On non-slurm nodes, i.e. g1-7 and g1-9 currently, cuda is still preinstalled

GPU memory is held by orphan processes

If processes are holding GPU memory while their parent terminates abnormally, they could be left with claimed memory and no work to do. In such a case, nvidia-smi will display occupied memory with no associated processes. The fuser command can help perform cleanup and reclaim GPU memory.

For example, if nvidia-smi reports memory allocated in GPU 0, fuser -v /dev/nvidia0 can display which processes are accessing it.

                USER    PID ACCESS COMMAND
/dev/nvidia0:   bob  869108 F...m python
                bob  1236874 F...m python
                bob  1236922 F...m python

Users can only see processes owned by themselves. Administrators can run fuser as root to see all processes.

fuser -k sends a termination signal to the listed processes. It can be convenient as a last resort if certain processes are difficult to terminate cleanly.
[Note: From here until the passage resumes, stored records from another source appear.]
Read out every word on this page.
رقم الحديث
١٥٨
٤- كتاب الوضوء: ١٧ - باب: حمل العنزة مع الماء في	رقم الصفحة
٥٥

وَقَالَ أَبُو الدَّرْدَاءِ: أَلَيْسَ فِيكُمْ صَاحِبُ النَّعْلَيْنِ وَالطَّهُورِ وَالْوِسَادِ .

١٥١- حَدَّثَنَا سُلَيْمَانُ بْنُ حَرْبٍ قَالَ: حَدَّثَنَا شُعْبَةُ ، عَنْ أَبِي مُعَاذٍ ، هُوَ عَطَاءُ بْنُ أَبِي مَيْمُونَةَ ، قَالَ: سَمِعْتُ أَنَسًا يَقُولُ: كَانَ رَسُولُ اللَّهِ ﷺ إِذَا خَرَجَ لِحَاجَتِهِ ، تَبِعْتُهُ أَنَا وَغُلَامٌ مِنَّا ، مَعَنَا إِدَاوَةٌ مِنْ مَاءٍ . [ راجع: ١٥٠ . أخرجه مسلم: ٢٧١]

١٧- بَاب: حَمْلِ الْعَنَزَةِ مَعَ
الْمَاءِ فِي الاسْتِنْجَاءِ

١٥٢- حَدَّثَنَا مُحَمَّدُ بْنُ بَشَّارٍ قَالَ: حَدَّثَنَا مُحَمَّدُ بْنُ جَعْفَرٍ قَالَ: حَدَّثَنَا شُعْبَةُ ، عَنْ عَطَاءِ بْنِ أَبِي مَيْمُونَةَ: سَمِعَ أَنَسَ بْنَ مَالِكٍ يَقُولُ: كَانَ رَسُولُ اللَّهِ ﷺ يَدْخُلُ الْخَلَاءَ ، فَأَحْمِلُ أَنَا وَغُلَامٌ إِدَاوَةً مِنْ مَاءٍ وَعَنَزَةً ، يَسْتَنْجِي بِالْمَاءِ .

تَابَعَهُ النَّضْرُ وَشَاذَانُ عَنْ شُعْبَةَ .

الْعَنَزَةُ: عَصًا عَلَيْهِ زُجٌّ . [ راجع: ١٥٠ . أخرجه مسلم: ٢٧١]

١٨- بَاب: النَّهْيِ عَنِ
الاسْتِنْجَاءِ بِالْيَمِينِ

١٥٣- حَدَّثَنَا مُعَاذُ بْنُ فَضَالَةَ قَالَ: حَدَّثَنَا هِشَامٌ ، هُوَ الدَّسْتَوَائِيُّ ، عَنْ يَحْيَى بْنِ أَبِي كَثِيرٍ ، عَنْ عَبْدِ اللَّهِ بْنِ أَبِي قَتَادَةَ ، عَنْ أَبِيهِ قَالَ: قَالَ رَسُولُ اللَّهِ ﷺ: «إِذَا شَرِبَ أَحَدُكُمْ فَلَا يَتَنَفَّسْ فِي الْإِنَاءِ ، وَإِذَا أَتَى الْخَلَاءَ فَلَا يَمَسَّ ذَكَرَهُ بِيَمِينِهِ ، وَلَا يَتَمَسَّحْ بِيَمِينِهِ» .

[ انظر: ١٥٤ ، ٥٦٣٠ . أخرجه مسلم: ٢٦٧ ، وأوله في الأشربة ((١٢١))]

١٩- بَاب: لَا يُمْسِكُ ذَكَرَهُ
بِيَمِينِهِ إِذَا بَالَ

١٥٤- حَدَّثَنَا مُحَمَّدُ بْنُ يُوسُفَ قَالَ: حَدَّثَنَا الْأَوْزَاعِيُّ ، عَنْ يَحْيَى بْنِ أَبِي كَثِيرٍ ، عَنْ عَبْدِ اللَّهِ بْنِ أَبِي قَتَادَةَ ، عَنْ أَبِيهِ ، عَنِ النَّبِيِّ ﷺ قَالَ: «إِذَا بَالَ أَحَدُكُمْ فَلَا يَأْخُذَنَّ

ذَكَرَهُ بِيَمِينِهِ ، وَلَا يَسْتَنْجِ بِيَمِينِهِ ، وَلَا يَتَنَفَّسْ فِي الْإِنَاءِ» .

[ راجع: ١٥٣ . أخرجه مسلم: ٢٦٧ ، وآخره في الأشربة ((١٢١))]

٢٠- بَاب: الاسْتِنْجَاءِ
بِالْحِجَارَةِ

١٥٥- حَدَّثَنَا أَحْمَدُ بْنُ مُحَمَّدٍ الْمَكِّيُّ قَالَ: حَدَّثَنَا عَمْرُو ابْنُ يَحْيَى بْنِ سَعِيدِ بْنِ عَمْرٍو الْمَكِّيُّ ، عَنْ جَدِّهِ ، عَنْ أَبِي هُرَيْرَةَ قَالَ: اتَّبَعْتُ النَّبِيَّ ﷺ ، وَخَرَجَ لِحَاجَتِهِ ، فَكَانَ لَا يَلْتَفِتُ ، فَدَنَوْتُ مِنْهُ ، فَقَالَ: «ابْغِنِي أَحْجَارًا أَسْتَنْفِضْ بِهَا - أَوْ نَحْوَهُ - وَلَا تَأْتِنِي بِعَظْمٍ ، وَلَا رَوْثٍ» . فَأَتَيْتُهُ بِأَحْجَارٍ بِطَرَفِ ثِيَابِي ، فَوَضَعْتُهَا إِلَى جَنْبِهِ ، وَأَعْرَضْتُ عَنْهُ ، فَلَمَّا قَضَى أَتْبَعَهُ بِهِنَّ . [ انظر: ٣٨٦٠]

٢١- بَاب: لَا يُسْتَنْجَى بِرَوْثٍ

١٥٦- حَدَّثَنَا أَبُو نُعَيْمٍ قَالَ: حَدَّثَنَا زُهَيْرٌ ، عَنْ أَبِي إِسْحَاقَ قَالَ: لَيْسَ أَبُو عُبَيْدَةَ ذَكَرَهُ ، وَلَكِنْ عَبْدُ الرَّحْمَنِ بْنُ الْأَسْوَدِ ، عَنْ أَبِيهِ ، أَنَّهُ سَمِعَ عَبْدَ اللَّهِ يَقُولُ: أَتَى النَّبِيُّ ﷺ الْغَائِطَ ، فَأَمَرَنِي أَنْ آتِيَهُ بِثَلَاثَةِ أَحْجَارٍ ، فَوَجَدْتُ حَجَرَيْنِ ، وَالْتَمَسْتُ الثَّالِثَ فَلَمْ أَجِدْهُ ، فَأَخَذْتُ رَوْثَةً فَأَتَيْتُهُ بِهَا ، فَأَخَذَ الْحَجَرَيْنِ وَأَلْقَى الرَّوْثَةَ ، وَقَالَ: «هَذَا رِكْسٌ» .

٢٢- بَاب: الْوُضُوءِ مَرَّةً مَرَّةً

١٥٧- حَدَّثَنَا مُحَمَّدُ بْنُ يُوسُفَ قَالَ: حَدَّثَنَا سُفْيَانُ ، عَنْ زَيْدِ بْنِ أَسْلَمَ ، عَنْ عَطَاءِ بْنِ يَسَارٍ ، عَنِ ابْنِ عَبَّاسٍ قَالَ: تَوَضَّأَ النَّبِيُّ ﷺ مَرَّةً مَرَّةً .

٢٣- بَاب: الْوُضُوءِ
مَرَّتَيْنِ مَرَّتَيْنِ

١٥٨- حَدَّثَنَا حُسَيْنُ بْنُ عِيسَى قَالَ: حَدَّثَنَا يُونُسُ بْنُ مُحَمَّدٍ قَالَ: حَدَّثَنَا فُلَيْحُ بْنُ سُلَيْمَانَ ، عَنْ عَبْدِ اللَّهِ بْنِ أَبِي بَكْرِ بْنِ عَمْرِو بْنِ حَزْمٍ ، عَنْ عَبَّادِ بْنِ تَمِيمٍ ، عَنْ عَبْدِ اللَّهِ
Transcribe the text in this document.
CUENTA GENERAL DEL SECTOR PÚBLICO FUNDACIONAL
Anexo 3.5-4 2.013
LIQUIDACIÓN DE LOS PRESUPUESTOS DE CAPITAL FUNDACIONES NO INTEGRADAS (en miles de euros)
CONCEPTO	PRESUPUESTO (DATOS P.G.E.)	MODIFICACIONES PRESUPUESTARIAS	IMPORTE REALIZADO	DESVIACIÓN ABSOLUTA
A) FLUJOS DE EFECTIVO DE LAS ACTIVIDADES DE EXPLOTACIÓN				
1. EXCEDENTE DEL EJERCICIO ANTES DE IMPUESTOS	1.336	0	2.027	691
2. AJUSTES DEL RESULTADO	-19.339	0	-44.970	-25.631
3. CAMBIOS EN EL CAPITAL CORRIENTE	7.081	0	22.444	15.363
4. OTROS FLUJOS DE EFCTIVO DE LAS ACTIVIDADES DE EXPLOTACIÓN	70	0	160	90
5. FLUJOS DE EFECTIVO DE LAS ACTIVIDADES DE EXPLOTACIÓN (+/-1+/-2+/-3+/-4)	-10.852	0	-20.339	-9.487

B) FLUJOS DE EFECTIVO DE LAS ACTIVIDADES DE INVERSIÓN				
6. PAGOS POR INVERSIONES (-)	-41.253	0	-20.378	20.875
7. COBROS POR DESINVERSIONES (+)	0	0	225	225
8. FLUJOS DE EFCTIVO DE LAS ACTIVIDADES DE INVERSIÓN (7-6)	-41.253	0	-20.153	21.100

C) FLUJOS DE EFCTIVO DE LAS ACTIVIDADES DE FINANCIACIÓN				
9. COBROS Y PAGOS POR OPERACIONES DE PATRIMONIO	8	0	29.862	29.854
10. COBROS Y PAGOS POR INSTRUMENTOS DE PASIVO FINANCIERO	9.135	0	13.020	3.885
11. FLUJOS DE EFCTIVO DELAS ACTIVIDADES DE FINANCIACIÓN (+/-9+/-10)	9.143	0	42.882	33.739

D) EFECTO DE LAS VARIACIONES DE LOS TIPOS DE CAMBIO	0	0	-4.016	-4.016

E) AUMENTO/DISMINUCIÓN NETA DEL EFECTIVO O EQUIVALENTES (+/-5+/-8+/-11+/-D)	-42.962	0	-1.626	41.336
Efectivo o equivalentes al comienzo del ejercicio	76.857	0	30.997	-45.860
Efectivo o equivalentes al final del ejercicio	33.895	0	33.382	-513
A typical troubleshooting sessions against leftover GPU memory might be as follows:

  1. Examine the output of nvidia-smi and look for GPUs with allocated memory but no processes attached.
  2. Execute fuser -v /dev/nvidiaN to list processes owned by you accessing the device (replace N with a GPU index).
  3. Save all important work, then try closing open programs cleanly.
  4. Execute fuser -v /dev/nvidiaN again. If any processes show up and you don't have a way to terminate them cleanly, you can use fuser -k /dev/nvidiaN to kill them bluntly.
  5. Examine the output of nvidia-smi again. If GPU memory is still occupied, ask an administrator to look into processes owned by other users.